New USCG Cutter to be Named for Elizebeth S. Friedman, Pioneering Code Breaker

The US Coast Guard will name the eleventh ship in its new Legend-Class National Security Cutter (NSC) program in honor of Elizebeth Smith Friedman, a pioneering code-breaker for the Coast Guard during the prohibition era and World War II.

Marine-Executive reports that Elizabeth Smith Friedman, known as “America’s first female cryptanalyst,”  is considered to the founder of the modern-day Coast Guard Intelligence Program. Her work with the Coast Guard began soon after the passage of the Volstead Act, which prohibited the manufacture, sale, or trade of alcohol in the United States. Liquor smugglers frequently made use of radios to coordinate their activities and began to encode their messages. Friedman was detailed by the Department of Treasury to the Coast Guard and between 1927 and 1930, she is estimated to have solved over 12,000 smuggling messages in hundreds of different code systems. Her work led to 650 federal prosecutions and she testified in 33 cases. 

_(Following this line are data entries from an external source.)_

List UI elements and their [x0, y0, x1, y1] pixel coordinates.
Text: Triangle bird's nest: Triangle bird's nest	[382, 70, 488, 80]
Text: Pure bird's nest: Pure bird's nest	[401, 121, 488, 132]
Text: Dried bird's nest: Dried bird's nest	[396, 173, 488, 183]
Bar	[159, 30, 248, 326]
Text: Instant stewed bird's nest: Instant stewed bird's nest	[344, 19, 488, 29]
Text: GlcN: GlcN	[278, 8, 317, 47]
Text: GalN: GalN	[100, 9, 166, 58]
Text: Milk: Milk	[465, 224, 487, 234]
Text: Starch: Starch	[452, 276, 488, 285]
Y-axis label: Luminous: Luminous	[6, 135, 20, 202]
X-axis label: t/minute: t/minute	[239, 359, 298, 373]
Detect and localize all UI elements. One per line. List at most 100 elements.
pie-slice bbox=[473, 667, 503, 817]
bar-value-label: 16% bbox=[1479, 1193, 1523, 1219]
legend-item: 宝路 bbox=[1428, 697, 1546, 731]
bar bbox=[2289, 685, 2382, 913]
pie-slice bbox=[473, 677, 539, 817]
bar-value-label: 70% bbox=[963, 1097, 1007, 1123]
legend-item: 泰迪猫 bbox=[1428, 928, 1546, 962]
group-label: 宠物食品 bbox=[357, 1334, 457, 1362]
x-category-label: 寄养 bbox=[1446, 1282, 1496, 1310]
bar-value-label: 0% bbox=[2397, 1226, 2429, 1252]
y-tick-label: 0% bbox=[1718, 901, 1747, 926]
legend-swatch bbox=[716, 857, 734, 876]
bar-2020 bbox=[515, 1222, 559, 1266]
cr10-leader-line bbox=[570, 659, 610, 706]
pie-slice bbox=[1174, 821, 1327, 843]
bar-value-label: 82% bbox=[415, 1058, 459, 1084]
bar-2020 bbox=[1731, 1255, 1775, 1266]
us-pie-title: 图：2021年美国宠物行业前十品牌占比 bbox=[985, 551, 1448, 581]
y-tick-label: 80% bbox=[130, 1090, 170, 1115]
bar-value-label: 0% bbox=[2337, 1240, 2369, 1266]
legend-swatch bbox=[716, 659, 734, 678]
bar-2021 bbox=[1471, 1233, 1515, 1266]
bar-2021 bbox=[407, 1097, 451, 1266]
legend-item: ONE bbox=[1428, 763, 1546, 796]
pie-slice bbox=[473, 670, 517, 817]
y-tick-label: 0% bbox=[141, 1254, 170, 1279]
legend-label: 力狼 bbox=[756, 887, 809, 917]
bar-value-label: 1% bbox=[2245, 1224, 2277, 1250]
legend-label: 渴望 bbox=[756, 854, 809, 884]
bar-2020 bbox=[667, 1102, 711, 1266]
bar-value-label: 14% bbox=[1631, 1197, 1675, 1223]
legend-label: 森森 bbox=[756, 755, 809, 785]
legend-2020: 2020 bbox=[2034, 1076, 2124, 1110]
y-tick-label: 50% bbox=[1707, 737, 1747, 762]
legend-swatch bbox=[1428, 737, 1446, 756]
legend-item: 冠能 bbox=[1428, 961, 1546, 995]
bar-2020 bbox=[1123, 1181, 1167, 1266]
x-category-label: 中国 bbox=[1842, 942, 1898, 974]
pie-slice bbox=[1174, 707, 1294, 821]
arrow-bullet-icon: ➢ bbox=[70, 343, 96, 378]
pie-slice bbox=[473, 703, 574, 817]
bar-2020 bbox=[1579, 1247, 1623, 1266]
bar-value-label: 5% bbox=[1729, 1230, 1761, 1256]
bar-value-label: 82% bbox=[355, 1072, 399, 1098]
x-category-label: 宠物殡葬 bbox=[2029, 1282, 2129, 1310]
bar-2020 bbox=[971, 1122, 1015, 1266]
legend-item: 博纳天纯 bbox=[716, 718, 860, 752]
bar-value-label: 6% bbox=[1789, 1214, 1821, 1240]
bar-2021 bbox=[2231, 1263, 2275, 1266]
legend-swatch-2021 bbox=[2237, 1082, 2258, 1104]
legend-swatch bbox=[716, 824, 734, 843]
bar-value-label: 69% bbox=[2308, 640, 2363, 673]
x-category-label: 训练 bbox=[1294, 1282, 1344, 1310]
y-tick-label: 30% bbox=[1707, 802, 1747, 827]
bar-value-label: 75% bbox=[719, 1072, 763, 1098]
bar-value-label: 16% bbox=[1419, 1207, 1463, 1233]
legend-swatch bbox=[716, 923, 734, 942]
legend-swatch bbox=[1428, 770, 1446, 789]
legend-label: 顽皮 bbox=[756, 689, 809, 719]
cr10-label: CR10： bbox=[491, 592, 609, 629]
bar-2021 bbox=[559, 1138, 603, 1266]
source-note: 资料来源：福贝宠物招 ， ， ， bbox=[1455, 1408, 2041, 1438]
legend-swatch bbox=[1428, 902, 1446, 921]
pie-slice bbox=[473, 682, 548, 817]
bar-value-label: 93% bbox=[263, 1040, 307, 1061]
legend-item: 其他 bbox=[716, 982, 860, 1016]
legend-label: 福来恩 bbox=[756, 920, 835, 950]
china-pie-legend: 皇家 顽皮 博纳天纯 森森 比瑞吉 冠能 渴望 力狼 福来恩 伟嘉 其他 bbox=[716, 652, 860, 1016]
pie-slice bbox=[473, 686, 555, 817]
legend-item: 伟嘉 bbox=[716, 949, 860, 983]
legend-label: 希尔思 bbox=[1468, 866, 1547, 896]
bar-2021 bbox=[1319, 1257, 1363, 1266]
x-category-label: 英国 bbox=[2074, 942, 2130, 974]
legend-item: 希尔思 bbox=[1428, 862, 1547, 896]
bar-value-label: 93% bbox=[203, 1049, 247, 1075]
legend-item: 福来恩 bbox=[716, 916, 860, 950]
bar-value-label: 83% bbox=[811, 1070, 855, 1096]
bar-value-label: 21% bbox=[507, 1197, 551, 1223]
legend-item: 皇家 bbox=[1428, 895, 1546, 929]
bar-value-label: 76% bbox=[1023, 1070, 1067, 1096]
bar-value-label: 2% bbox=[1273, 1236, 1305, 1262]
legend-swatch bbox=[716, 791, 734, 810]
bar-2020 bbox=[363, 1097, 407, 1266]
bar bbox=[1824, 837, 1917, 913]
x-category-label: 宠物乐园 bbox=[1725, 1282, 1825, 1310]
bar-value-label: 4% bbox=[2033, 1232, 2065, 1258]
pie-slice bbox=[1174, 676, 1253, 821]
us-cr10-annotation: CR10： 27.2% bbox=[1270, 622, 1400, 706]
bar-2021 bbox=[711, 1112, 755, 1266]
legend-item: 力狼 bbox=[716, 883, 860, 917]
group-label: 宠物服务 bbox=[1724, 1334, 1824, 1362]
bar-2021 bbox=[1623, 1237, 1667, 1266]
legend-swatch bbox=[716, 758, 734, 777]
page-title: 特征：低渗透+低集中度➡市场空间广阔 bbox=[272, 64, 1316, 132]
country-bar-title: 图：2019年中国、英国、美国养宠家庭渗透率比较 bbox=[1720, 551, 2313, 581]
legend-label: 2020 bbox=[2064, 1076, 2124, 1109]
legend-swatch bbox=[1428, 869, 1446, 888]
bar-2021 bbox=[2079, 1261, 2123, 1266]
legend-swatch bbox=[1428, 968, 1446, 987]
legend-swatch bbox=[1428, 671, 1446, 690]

During World War II, Friedman was part of the team that broke the codes generated by the legendary German Enigma-machine. She also exposed a ring of German spies in South America. Her Cryptanalytic Unit eventually moved from Treasury and evolved into the modern Coast Guard Intelligence program. Only recently was her legacy fully appreciated when a journalist researched declassified papers to learn that she was pivotal in the German Enigma machine code-breaking as well as the Customs Prohibition operations.

Ordered in December 2018 and to be built at Huntington Ingalls Industries of Pascagoula, Mississippi, the Legend Class cutter is considered to be one of the most technologically sophisticated vessels in the Coast Guard fleet.